Aryabhatta is usually credited to have invented the number zero, at the least in India. One of the arguments for it is that he knew the place value system of the 10s, 100s, 1000s, etc. But this argument takes the use of zero back to 1500-1200 BCE. In the white Yajurveda (17.2), this very system is mentioned upto 12 zeros. It is Brahmagupta’s book on math, Brahmasphutasiddhanta (kuttukadhyaya, 30), where we see an obvious mention of zero (shunya) being used as a number to describe the difference between, for example, +2 & -2. This is back in 7th century CE.
I wanted to find a similar text where zero or shunya had been used as a specific number or digit. I then found one book, dated around 200-100 BCE, called the Chhanda-Sutra or Chhanda-Shastra, written by Pingala. It is a book on sanskrit prosody. It describes various precise calculations regarding precise poetic meters. In its sutra numbers 28 & 29 of chapter 8, Pingala mentions a certain calculation for which he uses two numbers as place markers. The numbers he uses are two (dvi) & zero (shunya). His formula is based on halving a number. For example, if you have to halve number 6, you should write ‘2’ next to it signifying that it has been divided into ‘two’ parts. Then minus 3 from 6 (its half), and you get 3. As 3 is an odd number, and as the author suggests to subtract 1 from it to make it even, it is not halved yet. Hence ‘o’ is written next to it signifying that number 3 has been divided into zero parts (no parts). The next calculation is not related to this discussion.
I first had a doubt about the usage of the word ‘shunya’ in the sutras. But the single most point that it has been used along with the number ‘two’, signifying into how many parts is a number divided (2 for two parts, 0 for no parts), I am pretty sure that zero has been regarded as a separate number by Pingala back in the 2nd or 1st century BCE. It might not be necessarily true that Pingala invented the number ‘shunya’. But it is possible that he knew it as a separate number.

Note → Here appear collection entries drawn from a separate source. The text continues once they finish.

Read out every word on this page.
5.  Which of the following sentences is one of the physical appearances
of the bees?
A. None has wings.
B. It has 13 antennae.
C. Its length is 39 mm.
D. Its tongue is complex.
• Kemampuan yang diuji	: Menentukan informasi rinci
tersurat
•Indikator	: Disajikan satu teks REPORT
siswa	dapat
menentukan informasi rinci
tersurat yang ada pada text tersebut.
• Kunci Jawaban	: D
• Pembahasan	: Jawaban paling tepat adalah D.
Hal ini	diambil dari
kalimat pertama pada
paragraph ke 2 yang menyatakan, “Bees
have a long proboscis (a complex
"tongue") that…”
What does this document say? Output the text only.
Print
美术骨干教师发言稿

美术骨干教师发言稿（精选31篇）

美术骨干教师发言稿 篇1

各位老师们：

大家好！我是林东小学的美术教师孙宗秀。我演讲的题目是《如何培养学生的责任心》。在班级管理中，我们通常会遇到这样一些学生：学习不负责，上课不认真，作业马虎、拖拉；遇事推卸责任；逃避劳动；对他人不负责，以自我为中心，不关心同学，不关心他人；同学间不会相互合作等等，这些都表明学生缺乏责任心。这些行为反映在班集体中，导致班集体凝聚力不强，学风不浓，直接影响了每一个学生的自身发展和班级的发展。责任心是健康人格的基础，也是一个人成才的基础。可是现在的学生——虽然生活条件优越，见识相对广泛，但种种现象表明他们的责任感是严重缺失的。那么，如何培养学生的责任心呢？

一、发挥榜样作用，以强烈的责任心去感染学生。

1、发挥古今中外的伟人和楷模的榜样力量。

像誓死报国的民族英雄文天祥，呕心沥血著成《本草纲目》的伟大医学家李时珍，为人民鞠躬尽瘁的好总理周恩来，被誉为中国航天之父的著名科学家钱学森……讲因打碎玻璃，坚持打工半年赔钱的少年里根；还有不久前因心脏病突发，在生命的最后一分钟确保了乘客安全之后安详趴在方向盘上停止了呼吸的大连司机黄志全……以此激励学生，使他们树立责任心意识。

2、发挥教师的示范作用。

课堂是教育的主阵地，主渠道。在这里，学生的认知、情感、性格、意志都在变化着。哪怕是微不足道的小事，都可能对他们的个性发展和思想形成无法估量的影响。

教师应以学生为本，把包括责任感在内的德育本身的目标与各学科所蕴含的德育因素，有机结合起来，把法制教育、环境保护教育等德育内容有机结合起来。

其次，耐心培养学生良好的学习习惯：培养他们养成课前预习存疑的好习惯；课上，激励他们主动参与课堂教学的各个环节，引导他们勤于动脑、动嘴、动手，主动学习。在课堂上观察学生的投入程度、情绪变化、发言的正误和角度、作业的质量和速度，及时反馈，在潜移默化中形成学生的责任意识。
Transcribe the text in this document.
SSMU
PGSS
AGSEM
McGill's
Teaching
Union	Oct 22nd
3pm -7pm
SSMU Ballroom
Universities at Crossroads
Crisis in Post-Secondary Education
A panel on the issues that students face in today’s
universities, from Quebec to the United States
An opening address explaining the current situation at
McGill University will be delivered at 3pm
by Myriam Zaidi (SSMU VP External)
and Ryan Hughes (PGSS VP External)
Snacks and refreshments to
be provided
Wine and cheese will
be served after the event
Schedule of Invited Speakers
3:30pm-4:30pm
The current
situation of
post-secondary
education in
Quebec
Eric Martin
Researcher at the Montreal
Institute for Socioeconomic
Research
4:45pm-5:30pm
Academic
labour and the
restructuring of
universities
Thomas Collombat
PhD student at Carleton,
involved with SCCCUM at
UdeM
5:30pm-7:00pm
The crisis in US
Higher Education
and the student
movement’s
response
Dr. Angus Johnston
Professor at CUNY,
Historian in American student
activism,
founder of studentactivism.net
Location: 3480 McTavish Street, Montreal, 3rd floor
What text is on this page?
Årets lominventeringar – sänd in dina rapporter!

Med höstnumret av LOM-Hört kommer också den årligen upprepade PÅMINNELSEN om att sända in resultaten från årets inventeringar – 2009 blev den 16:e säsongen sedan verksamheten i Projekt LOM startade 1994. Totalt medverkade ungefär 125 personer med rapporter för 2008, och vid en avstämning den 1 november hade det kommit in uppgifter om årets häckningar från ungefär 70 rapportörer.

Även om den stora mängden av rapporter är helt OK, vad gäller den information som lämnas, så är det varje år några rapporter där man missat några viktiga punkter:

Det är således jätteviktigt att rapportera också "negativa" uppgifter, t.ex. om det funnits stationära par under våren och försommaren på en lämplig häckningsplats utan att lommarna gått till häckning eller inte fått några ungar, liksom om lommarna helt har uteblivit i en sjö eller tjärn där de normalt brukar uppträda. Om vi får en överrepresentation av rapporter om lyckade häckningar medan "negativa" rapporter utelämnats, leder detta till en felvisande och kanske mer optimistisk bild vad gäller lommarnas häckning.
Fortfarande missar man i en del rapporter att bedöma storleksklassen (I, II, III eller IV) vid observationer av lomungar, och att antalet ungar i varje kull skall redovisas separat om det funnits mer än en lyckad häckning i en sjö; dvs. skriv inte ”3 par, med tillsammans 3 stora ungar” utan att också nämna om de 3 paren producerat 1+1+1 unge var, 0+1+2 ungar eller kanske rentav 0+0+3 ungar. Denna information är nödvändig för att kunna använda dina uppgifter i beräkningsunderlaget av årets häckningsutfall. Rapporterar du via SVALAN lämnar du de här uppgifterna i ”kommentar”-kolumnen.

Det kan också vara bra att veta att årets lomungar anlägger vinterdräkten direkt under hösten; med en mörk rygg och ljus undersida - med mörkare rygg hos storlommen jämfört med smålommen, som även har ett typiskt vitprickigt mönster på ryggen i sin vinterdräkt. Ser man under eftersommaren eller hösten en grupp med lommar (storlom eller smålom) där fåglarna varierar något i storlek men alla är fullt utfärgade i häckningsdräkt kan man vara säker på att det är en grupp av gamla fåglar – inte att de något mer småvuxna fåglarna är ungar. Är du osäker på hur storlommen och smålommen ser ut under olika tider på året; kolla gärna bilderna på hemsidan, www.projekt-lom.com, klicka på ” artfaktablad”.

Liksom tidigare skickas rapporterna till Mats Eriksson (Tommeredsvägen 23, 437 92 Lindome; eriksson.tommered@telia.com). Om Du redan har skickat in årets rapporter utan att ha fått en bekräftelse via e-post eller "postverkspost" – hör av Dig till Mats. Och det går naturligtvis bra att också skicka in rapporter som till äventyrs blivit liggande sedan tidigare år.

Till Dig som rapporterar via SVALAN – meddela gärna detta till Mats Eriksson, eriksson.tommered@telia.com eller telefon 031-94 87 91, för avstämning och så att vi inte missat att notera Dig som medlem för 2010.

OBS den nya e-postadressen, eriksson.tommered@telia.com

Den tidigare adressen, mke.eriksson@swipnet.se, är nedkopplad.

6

Mr. Dinanath Batra is the man who got indologist Wendy Doniger’s book ‘The Hindus- An Alternative History’ banned in India on the accusation of it projecting hinduism as being filled with sexual elements. Last year I got a chance to see him live in Chandigarh. After his speech, he was to answer questions from the public. As was asked, I also wrote my question on a paper. Two other men sitting next to Mr. Batra filtered out my letter (probably due to consequent embarrassment), and it never reached Mr. Batra. So I sent him the same question as a letter by post. Following is the letter.
“Respected Batra ji
I am Satyan, a post grad student of Sanskrit at the Panjab University, Chandigarh. I was there at your seminar at the Law Bhavan, Chandigarh on January 17. It was the first time I saw you speaking live. After you spoke, there was a question-answer session. I too sent my question written on a slip. It did not reach you as it was filtered out by Mr. Kuthiala and Mr. K.S. Arya. The question is important as it relates to your social audit of books. Here is the question (originally in Hindi):
You got Wendy Doniger’s book banned due to the presence of sexually explicit content in it. In the Vamana Purana(chapter 6) Shiva has been depicted as a lustful person and his ‘linga’ has been depicted as phallus quite clearly. In the Bhagawata Purana (canto 8, chapter 12) the story of Shiva running lustfully after Mohini and his consequent ejaculation is mentioned. Also there (canto 10, chapter 29, verses 45-46) is the story of Krishna’s rasa-leela in which he is depicted as doing something which is sexual in nature. In the Garuda Purana (chapter 109, verses 27 onward) there is a very sexually explicit and disrespectful mention of women. What do you think about such Hindu scriptures?
I had seen your full interview with Abhinandan Sekhri on youtube. You had mentioned your aversion to the mention of Shiva linga as Shiva’s phallus. Also you had mentioned that the cover of Wendy Doniger’s book has a picture of Krishna’s feet on Gopis’ breasts (mentioned as a wish of Gopis in Bhagawata Purana, canto 10, chapter 31 which is fulfilled in chapter 32). I was wondering that the things you mentioned as being bad, have been mentioned in the Hindu scriptures alone.
I request you to throw light on this issue. I was deprived of your views on my question at the Law Bhavan. I hope I receive your views duly this time.”
And I got his reply. He did not at all talk about the scripture references I had given. The crux of his reply was that we should forget those images (in the scriptures) that move us into sensuality/sexuality & remember those parts which make us introverts.
Anyone can verify those scripture references. All I want to show is the bias he holds for the Hindu scriptures. Even though some Hindu scriptures do contain some sexual element, he does not want to give the same reaction (getting banned) towards them.